Wednesday, November 18, 2009

Red Bay Trees Losing Battle.

Mortality of red bay trees (Persea borbonia) in coastal locations in South Carolina, Georgia and Florida is spreading rapidly, resulting in the death of nearly all red bays and sassafras trees in the infected areas.
The cause of the disease is a fungus (Ophiostoma sp.) vectored by an Asian ambrosia beetle (Xyleborus glabratus). Both the beetle and fungus are recent introductions into the United States. At the present time, there is no known method to halt the spread of this disease. The Beetle was first discovered in palets at Port Wentworth, Savannah, back in 2003 and probably came from China or Thailand.
Just before Steve and myself reached Cumberland Island earlier this month, rangers and forestry workers had been out on the island collecting Red Bay seeds for the Federal Seed Bank. This is not a good sign as is means there is nothing that can be done to stop the spread of this deadly disease.

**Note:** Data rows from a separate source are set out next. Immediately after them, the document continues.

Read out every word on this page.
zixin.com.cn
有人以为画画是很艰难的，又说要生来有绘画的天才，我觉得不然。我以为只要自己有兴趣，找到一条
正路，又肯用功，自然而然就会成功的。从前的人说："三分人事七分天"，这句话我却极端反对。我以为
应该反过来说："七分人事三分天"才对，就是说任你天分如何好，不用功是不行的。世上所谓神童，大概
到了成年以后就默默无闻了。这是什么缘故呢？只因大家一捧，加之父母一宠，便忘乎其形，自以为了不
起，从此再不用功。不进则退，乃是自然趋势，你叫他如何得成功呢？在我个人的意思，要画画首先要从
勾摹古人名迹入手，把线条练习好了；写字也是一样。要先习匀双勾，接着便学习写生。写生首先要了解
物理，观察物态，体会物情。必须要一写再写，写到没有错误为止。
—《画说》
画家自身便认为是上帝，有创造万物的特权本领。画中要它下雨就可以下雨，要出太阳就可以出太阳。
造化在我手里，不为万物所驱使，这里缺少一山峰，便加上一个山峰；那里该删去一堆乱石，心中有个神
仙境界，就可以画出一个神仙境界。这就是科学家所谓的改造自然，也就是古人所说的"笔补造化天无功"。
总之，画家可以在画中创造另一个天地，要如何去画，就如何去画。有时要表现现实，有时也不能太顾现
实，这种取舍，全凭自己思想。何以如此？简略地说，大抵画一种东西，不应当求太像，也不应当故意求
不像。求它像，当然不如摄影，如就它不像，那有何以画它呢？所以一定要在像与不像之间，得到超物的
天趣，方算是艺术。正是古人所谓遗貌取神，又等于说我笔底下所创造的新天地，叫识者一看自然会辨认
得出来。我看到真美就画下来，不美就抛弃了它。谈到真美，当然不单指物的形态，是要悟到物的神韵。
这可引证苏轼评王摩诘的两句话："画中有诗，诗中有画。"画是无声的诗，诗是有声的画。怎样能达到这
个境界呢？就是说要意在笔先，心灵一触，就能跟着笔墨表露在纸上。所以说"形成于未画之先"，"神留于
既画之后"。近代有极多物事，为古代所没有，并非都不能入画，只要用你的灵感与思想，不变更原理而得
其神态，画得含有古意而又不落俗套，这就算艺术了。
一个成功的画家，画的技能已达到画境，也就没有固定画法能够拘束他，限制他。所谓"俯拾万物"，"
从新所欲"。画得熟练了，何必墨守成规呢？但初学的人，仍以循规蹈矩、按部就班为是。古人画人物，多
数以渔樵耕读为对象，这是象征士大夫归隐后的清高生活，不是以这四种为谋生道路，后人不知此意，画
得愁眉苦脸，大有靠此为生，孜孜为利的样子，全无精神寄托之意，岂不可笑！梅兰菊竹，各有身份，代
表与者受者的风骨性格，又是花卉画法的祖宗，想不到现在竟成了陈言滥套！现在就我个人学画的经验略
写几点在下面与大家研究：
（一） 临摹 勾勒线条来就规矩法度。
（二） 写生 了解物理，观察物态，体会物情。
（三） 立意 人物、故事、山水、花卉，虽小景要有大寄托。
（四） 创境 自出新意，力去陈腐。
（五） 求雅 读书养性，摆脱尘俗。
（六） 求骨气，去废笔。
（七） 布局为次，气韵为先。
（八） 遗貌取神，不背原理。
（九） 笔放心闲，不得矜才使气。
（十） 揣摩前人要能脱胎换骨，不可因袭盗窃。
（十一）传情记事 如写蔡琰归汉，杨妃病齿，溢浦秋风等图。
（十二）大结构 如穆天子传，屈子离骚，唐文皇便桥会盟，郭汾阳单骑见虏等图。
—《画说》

Red bay trees extend from Virginia to Louisiana on the coastal plain. A member of the laurel (Lauraceae) family, it is closely related to swamp bays and silk bays.Also in the Lauraceae family are: 1. pondspice (Litsea aestivalis); 2. avocados; 3. sassafras; and 4. pondberry or southern spicebush (Lindera melissifolia), a federally endangered species. Currently red bays and sassafras are confirmed to be susceptible to this wilt disease. It is unclear if other members of the laurel family can serve as hosts to this disease. Since it is suspected that several members of the family may be impacted, the proposed name for the disease is “Laurel Wilt Disease”.
Red bays have limited commercial use. The wood is sometimes used in cabinetry and boat building and the trees are occasionally used in landscaping. The seeds of red bay are eaten by turkeys, quail, deer, songbirds and bears. Leaves are used in Southern cooking to flavor gumbos.
Red bays are host plants to three butterflies: palamedes, Schaus and spicebush swallowtails. The palamedes is obligate to the red bay as the eggs are laid on the leaves and the emerging caterpillar eats the leaves.
The disease continues to spread unabated.